If this slower crawl is run, it will avoid being blocked. However, it will then encounter the same inefficiency of downloading unnecessary web pages, such as login and registration. By default, Portia will generate a spider that crawls all the URLs of a given domain. To instead crawl only specific URLs, the Crawling tab in the right-hand side panel can be configured:

Tuning a spider

Here, we added /index/ and /view/ for the spider follow patterns, and /user/ for the exclude pattern, similar to what we used in the previous Scrapy project.

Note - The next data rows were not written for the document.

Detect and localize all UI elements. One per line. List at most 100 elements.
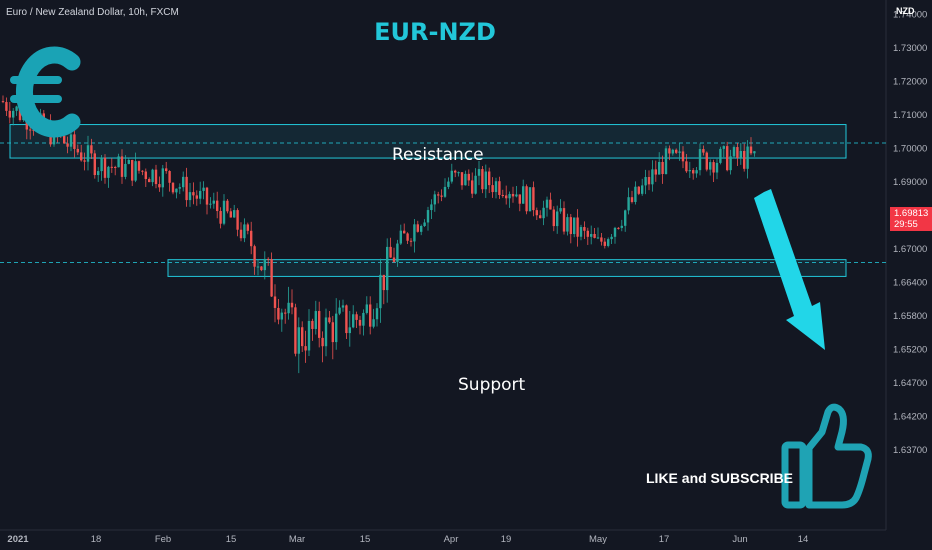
candle-body bbox=[630, 197, 634, 202]
candle-body bbox=[284, 312, 287, 314]
support-zone[interactable] bbox=[167, 259, 847, 277]
candle-body bbox=[443, 186, 447, 197]
candle-body bbox=[403, 230, 406, 234]
candle-body bbox=[148, 179, 151, 183]
candle-body bbox=[63, 135, 66, 144]
candle-body bbox=[379, 274, 382, 309]
candle-body bbox=[341, 305, 345, 308]
candle-body bbox=[515, 194, 518, 197]
candle-body bbox=[556, 211, 559, 227]
candle-body bbox=[267, 258, 270, 260]
candle-body bbox=[154, 169, 158, 185]
candle-body bbox=[685, 161, 688, 172]
candle-body bbox=[345, 305, 348, 334]
y-tick-label: 1.67000 bbox=[893, 244, 927, 255]
candle-body bbox=[634, 186, 637, 202]
candle-body bbox=[688, 170, 691, 172]
candle-body bbox=[294, 307, 297, 354]
candle-body bbox=[12, 110, 15, 118]
candle-body bbox=[352, 314, 355, 328]
candle-body bbox=[525, 186, 528, 212]
candle-body bbox=[15, 106, 18, 111]
candle-body bbox=[287, 302, 290, 314]
candle-body bbox=[239, 229, 243, 239]
down-arrow-icon bbox=[754, 189, 825, 350]
candle-body bbox=[579, 227, 583, 237]
candle-body bbox=[664, 148, 668, 175]
symbol-header[interactable]: Euro / New Zealand Dollar, 10h, FXCM bbox=[6, 7, 179, 18]
candle-body bbox=[260, 266, 263, 271]
candle-body bbox=[484, 171, 487, 190]
candle-body bbox=[297, 327, 300, 354]
candle-body bbox=[464, 173, 467, 186]
candle-body bbox=[107, 166, 110, 178]
candle-body bbox=[158, 184, 161, 188]
candle-body bbox=[450, 170, 453, 182]
x-tick-label: 19 bbox=[501, 534, 512, 545]
candle-body bbox=[348, 327, 351, 334]
candle-body bbox=[66, 143, 69, 147]
y-tick-label: 1.74000 bbox=[893, 10, 927, 21]
candle-body bbox=[226, 200, 229, 212]
candle-body bbox=[545, 199, 549, 208]
x-tick-label: 2021 bbox=[7, 534, 29, 545]
candle-body bbox=[593, 233, 596, 238]
candle-body bbox=[137, 161, 141, 171]
candle-body bbox=[389, 246, 392, 258]
candle-body bbox=[426, 210, 430, 223]
bar-countdown: 29:55 bbox=[894, 219, 918, 230]
candle-body bbox=[457, 172, 460, 174]
candle-body bbox=[583, 227, 586, 231]
y-tick-label: 1.70000 bbox=[893, 144, 927, 155]
candle-body bbox=[569, 217, 572, 235]
candle-body bbox=[498, 181, 501, 195]
x-tick-label: 14 bbox=[798, 534, 809, 545]
candle-body bbox=[212, 200, 215, 204]
candle-body bbox=[124, 163, 127, 177]
candle-body bbox=[658, 161, 661, 175]
candle-body bbox=[314, 311, 317, 329]
candle-body bbox=[651, 169, 654, 185]
candle-body bbox=[114, 167, 117, 169]
last-price-value: 1.69813 bbox=[894, 208, 929, 219]
candle-body bbox=[641, 185, 644, 194]
candle-body bbox=[491, 185, 494, 193]
candle-body bbox=[355, 314, 358, 320]
candle-body bbox=[171, 182, 175, 193]
candle-body bbox=[460, 172, 464, 186]
candle-body bbox=[552, 209, 555, 227]
euro-sign-icon bbox=[10, 46, 81, 138]
candle-body bbox=[290, 302, 294, 308]
candle-body bbox=[698, 149, 702, 171]
candles bbox=[1, 95, 756, 374]
candle-body bbox=[165, 168, 168, 172]
candle-body bbox=[409, 240, 413, 242]
thumbs-up-icon[interactable] bbox=[781, 403, 872, 509]
candle-body bbox=[392, 257, 396, 262]
candle-body bbox=[246, 224, 249, 231]
y-tick-label: 1.66400 bbox=[893, 278, 927, 289]
last-price-label: 1.69813 29:55 bbox=[890, 207, 932, 231]
candle-body bbox=[416, 224, 419, 232]
candle-body bbox=[505, 195, 508, 199]
candle-body bbox=[454, 170, 457, 173]
candle-body bbox=[736, 147, 739, 158]
candle-body bbox=[182, 176, 185, 188]
candle-body bbox=[369, 304, 372, 327]
candle-body bbox=[331, 322, 334, 343]
candle-body bbox=[178, 187, 181, 189]
candle-body bbox=[321, 337, 324, 347]
currency-tag[interactable]: NZD bbox=[896, 6, 915, 16]
x-tick-label: Jun bbox=[732, 534, 747, 545]
candle-body bbox=[692, 170, 695, 174]
candle-body bbox=[617, 227, 620, 229]
candle-body bbox=[695, 170, 698, 174]
candle-body bbox=[375, 308, 379, 320]
candle-body bbox=[406, 233, 409, 241]
y-tick-label: 1.71000 bbox=[893, 110, 927, 121]
candle-body bbox=[749, 146, 753, 154]
candle-body bbox=[702, 149, 705, 153]
candle-body bbox=[324, 317, 328, 347]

If the Overlay blocked links box at the bottom is checked, Portia will highlight green and red the links that will be followed and excluded respectively:

Tuning a spider

Checking results

The generated spider is now ready for execution, and, as before, the output CSV file can be specified using the --output flag:

(portia_example)$ portiacrawl portia/slyd/data/projects/new_project example.webscraping.com --output=countries.csv -s CONCURRENT_REQUESTS_PER_DOMAIN=1 -s DOWNLOAD_DELAY=5

When this command is run, this spider will produce the exact output as the manually created Scrapy version.

Portia is a handy tool to use in conjunction with Scrapy. For straightforward websites, it will typically be faster to develop the crawler with Portia. On the other hand, for more complex websites—for example, if the interface is JavaScript dependent—there is the option to develop the Scrapy crawler directly in Python.